French handball player (born 1984)

Cédric Sorhaindo (born 7 June 1984) is a French handball player for Beşiktaş and previously the French national team, which he captained.

On 30 April 2023 he was included in the French handball hall of fame.

==Club career==
From 1999 to 2001 he played for La Gauloise de Trinité in Martinique. He then joined Angers Noyant. In 2004 he joined Paris HB. Here he played in the EHF Champions League in 2006, the EHF Cup in 2005 and 2007, and the EHF Cup Winners' Cup in 2008 and 2009. He then joined Toulouse Handball in 2010.

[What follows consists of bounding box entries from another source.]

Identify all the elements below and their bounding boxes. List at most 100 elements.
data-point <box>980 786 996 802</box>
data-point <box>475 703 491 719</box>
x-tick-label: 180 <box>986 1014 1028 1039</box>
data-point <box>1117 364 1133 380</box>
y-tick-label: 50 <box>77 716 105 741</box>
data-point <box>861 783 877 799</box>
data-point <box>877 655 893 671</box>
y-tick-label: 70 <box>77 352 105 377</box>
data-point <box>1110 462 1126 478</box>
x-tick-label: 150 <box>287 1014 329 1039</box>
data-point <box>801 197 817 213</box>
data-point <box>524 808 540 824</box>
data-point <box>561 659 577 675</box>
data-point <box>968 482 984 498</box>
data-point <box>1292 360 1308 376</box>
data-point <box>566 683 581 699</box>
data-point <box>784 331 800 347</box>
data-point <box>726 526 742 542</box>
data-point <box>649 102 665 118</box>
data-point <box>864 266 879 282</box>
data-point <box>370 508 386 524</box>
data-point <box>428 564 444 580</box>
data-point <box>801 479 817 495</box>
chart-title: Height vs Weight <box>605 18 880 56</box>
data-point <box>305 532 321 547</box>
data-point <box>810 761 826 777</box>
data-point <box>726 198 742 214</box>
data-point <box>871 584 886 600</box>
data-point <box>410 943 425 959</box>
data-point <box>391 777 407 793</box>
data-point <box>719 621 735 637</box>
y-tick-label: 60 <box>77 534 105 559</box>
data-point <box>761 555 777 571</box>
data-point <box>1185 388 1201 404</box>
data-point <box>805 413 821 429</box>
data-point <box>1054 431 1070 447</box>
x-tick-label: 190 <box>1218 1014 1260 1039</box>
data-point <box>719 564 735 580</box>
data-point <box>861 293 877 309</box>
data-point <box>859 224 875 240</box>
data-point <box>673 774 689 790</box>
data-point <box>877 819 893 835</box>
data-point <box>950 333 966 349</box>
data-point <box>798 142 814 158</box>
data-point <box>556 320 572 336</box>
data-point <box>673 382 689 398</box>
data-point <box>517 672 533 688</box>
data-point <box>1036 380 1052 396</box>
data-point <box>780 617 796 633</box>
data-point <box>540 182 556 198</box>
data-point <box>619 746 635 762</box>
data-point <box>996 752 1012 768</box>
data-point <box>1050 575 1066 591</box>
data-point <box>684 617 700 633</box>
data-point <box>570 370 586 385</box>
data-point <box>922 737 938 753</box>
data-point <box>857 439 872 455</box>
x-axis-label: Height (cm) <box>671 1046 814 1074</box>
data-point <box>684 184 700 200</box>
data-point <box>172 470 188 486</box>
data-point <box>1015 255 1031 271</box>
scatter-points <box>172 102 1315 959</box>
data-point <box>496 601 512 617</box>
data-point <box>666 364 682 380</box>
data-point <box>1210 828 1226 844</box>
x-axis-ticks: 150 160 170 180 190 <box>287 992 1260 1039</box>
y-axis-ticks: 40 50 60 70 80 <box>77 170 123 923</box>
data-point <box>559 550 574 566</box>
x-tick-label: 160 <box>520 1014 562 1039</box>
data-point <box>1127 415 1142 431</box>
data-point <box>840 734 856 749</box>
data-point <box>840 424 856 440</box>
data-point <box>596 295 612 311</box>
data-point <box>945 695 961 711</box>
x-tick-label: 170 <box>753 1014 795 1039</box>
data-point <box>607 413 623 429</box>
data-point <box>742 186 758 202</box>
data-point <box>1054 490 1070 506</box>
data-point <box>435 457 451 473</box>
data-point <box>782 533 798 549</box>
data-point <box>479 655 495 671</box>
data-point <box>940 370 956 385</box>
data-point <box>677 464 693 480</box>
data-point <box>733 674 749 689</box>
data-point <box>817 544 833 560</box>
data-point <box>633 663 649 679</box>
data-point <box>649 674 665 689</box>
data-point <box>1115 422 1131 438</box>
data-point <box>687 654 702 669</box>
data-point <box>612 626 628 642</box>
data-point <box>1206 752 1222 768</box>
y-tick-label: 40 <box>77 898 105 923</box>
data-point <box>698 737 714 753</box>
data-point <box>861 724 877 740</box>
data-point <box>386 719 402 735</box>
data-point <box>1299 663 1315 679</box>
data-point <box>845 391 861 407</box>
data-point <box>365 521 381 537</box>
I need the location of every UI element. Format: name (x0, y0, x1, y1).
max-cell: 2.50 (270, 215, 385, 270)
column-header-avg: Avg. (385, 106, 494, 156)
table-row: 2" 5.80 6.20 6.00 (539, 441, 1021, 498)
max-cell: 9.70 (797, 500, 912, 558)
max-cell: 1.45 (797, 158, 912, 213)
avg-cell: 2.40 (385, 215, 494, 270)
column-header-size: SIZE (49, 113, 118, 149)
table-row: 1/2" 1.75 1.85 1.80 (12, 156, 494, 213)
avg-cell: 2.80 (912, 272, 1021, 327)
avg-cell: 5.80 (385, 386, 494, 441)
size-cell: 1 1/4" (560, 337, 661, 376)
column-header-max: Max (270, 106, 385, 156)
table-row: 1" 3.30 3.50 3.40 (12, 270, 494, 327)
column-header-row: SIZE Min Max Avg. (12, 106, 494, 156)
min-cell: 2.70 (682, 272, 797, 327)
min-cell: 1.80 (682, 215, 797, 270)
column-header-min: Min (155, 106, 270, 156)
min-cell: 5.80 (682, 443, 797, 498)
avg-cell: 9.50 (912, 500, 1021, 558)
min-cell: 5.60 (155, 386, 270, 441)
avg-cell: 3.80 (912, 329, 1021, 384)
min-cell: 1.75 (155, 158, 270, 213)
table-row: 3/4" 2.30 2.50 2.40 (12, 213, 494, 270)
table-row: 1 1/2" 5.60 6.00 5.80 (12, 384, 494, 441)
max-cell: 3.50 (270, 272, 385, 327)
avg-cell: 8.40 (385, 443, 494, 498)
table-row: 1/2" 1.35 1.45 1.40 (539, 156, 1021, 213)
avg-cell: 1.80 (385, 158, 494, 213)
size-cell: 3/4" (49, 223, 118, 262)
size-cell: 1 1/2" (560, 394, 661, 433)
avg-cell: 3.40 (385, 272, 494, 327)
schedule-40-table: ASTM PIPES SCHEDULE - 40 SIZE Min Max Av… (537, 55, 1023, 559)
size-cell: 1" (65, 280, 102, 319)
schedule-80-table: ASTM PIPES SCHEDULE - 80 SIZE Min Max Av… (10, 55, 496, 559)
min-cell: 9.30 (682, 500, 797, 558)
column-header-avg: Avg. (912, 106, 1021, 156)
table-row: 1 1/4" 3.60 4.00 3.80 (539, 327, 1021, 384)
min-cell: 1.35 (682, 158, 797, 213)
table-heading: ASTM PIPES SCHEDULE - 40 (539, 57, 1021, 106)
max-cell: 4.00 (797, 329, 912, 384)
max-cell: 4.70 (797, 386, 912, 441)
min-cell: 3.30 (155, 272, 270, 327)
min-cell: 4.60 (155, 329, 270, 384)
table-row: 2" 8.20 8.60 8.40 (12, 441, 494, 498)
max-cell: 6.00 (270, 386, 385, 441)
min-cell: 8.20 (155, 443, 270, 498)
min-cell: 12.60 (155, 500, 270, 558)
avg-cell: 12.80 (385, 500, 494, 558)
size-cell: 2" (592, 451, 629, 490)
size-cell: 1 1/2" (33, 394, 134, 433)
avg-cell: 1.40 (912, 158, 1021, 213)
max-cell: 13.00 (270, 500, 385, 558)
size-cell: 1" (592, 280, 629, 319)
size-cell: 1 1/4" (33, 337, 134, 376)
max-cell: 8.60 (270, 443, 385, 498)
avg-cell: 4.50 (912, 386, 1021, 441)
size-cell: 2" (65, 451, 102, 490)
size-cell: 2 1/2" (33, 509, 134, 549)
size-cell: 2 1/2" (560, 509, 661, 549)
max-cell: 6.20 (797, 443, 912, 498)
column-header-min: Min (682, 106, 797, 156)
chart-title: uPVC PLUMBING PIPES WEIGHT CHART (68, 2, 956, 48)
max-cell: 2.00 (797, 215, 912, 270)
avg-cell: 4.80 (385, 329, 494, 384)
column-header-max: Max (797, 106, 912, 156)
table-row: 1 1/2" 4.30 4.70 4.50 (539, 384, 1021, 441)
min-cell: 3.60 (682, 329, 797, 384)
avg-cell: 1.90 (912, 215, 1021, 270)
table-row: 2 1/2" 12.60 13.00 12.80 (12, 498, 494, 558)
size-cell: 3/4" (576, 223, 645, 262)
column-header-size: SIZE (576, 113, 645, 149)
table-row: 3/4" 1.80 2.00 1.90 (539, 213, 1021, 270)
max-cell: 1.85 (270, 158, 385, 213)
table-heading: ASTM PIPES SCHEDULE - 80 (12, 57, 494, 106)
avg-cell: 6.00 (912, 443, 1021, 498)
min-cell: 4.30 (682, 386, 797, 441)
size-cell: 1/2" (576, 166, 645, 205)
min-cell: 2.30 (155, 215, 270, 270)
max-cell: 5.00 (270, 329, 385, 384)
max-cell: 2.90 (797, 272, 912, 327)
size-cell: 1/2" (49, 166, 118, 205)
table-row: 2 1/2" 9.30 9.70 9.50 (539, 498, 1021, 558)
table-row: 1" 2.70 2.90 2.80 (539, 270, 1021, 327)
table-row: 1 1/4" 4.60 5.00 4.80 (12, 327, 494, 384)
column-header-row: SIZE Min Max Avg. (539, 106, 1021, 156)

In 2010 Sorhaindo joined FC Barcelona, where he won 3 EHF Champions League titles (2011, 2015 and 2021) and 11 Liga ASOBAL titles, as well as the Supercopa ASOBAL and Copa del Rey de Balonmano. In 2021 he joined Dinamo București. Here he won the 2022 and 2023 Romanian Championship and the 2022 Romanian Cup. In February 2024 he joined Turkish side Beşiktaş.

==National team==
Sorhaindo debuted for the French National Team on 26 October 2005 against Spain.

He won with the France national team gold medals at the 2012 Summer Olympics, the 2009 World Men's Handball Championship in Croatia and the 2015 World Handball Championships in Qatar. He also won two European championships in 2010 and 2014.

At the 2016 Olympics he won silver medals, losing to Denmark in the final. At this occasion he was part of the tournament all-star team.

In 2017 he was named captain of the French national team, succeeding Thierry Omeyer. In February 2020 he announced his retirement from the national team, having played 220 games and scored 425 goals.